Some three or four years ago I drove through the tiny Campeche town of Bécal, where they make straw hats. They call them Panama hats although I understand that true Panama hats are made exclusively in Ecuador. Whatever the case, many Panama-style hats are made in Bécal where the artisans work in caves. Underground humidity keeps jippi plant fibers pliable for weaving.
The man who wove my hat showed me how it could be rolled up and stuffed into a pocket. Upon removal, it popped right back into shape. When it came time to fly home from Cancún, I stuffed my new hat into my luggage, properly rolled as I had been shown. Somehow, being squished into an overpacked bag that in turn sat out in the rain on a luggage cart was more abuse than it was designed for. When I unpacked, the hat had become a shapeless mass.
The other day I discovered the remains of my hat at the bottom of a closet. As I am planning on spending a couple of weeks under the tropical sun in Tulum, I thought I'd see if it could be salvaged. There are at least two shops in San Miguel de Allende that sell both Panama hats and cigars, an unlikely combination. Perhaps one of them would help me out.

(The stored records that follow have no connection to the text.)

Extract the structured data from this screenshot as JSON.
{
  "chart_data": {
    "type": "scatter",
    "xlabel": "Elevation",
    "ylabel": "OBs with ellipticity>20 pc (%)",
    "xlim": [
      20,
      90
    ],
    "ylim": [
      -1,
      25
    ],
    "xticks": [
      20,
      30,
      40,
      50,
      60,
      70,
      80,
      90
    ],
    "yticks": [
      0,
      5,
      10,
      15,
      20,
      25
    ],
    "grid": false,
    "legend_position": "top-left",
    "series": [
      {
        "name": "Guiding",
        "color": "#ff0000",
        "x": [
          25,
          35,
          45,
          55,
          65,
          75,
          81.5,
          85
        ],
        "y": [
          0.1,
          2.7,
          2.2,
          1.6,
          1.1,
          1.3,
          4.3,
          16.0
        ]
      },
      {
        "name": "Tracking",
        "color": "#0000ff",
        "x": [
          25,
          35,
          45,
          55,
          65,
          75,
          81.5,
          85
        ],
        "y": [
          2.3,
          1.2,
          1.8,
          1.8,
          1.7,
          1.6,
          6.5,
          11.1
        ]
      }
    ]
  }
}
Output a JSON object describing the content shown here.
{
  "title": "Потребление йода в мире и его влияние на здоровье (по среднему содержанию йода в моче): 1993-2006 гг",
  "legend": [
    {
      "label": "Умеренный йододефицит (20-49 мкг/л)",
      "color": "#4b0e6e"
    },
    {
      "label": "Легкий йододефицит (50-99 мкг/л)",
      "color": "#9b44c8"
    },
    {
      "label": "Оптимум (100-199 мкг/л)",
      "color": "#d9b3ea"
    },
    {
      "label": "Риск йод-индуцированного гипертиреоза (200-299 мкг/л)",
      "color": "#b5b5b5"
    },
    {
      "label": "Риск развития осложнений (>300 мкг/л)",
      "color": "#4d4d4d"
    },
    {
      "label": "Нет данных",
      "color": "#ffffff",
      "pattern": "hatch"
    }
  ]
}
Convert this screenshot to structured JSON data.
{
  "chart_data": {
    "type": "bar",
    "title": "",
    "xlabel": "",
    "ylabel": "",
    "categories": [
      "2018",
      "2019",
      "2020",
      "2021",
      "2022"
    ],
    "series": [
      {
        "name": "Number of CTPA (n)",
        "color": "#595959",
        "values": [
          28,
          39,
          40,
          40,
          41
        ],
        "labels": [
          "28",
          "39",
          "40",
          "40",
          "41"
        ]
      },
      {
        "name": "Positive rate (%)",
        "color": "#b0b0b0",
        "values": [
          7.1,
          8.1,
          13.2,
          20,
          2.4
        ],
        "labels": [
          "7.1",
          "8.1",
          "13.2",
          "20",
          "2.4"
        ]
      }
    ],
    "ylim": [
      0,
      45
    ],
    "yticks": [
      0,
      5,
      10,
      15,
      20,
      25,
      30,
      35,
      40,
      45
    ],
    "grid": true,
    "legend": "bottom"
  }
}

A young woman named Maria took my hat upstairs to "iron" it, a prospect that left me nervous. I had hoped that she would block it, not "iron" it, but the shop lacked the necessary forms.
I spent some time admiring the true Ecuadorian Panama hats on sale and drooling over the Cuban cigars. Both the hats and the cigars were expensive; besides my cardiovascular system has endured all it can take from my cigar smoking days, so my shopping was restricted to the window variety.
A half hour later Maria descended with my miraculously restored hat. The woman is an artist. She went outside in search of good light so she could sew the band on, using the fender of a battered pickup truck as a work table.
As she worked, I continued exploring the shop, finally coming upon the holy grail of Panama hats—a Montecristi Superfino. Price: $25,000 pesos.
Maria completed her restoration of my $300 peso Bécal hat. I asked her what I owed her. She said "Lo que quiere" (pay what you like), ensuring that I would pay her generously.